Page 46 of The Shadow

I turn around to look at him. “Yeah?”

“We both know that this world we’re in doesn’t operate like everyone else. You know we trust you to handle things, Harvey, but whatever you decide, just make sure you see it through because a target on your back from a man like that only means one thing.”

“Got it.”

I can’t get home to her fast enough.

Her hands are in my hair, her thighs wrapped around my waist as our tongues dance against each other’s.

“More,” she pants, clawing at the hem of my shirt.

“Wait.” I still her hands, her lips coming forward slightly to kiss me once more before I untangle myself from her legs and step back from the counter where I sat her. “We need to talk.”

“Talk?” She repeats the word, sliding off the counter to her feet. “That doesn’t sound good.”

“We have to talk about what your plan is because I’m already hanging by a thread here.” Her face twists in confusion. “There’s too much at risk for me to go in blind to things; you need to let me in so I can help.”

“I can’t.” She shakes her head. “Harvey, it’s revenge, it won’t be legal. It could ruin your reputation, your company.”

“I know, baby, but I promise you”—I step toward her and hold her face in my hands—“it won’t.
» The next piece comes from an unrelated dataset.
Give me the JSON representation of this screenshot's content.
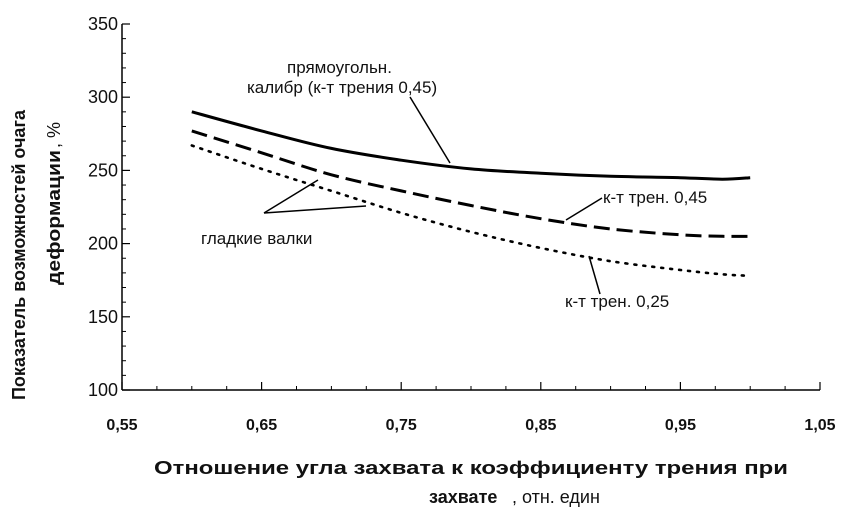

We make a good team and there’s not a chance in hell I’m going to let you do this on your own.” I want her to understand that it wouldn’t matter if I had to sell my soul to Satan if it meant keeping her alive.

“Let me?” She gives me a snarky grin.

“Mm-hmm.” I run my hands over her delicate curves. “You can run the op, baby, but I’m gonna remain in charge.”

“And what gives you the right to be in charge?” She runs her hand down between us, her fingers brushing firmly against my cock that stiffens beneath her touch. “Just because you have a big dick?”

Her brashness makes me laugh, sending a red glow over her cheeks. We stare at each other, smiling like idiots for several seconds.

“Seriously though, Aspen, you were open and vulnerable with me last night and I need to do the same with you. You deserve to know—” My eyes shift away from hers because I know that what I’m about to tell her could be the end of it for us.

“To know what?” She cups my face now, turning my gaze back to hers. Her eyes search mine frantically and I hope and pray that this isn’t the last time I see her look at me this way.

Because once you confess to someone that you’re a murderer, it’s impossible to take it back.

“I killed my father,” I say flatly. “In cold blood.”

Her hands drop from my face as she takes a step back and then another, an expression on her face like she’s trying to decide if she really heard me correctly.

“You, you—I’m sorry, you killed your father?”

“Murdered him actually.” Maybe it’s silly to think she has a leg to stand on to judge me when her father is also dead, partially at her hands, but it’s not the same. She had no idea that Jaxson would continue their crimes to include making sure her father met an early end. Even if she can’t know for sure that it was arranged, the burden of suggestion is enough to weigh heavily on her.

“What’d he do?” she says finally. “To deserve it.”

There’s no need for me to beg her to hear me out or try to understand, because she already does. She looks up at me with the same loving, nonjudgmental gaze she had only seconds ago.

“He killed my mom.”

“Oh my God.” Her hands cover her mouth in a flash, her eyes already brimming with tears. “What?” She grabs me around the waist, her arms hugging me tightly as she presses her face against my chest. “I’m so sorry.”

I close my eyes, my own tears threatening to fall as I wrap my arms around Aspen and hold her. This is something I’ve never experienced. The yet unspoken love that’s building between us. Like the entire world could come crumbling down around us and it wouldn’t shake us. Finally, I move us over to the couch where I sit with her in my arms, her back against my chest as I tell her about my mom.

“My parents were a normal couple I guess, although I know that probably sounds completely contradictory after what I just said. But they were. Penny and Derek.” My mind immediately tries to bring up memories from those years, the happy, Leave it to Beaver years as my aunt Terry would later call them.

“What changed?”

“Honestly, just life.” I shake my head, thinking about how fucking normal my parents’ problems were. “The arguments I do remember them having were just like any other couple’s arguments as far as I could tell. My mom would be frustrated that my dad left tools around or half-finished projects and Dad would get mad at Mom for leaving too many lights on in the house and forgetting to fill the car up with gas.”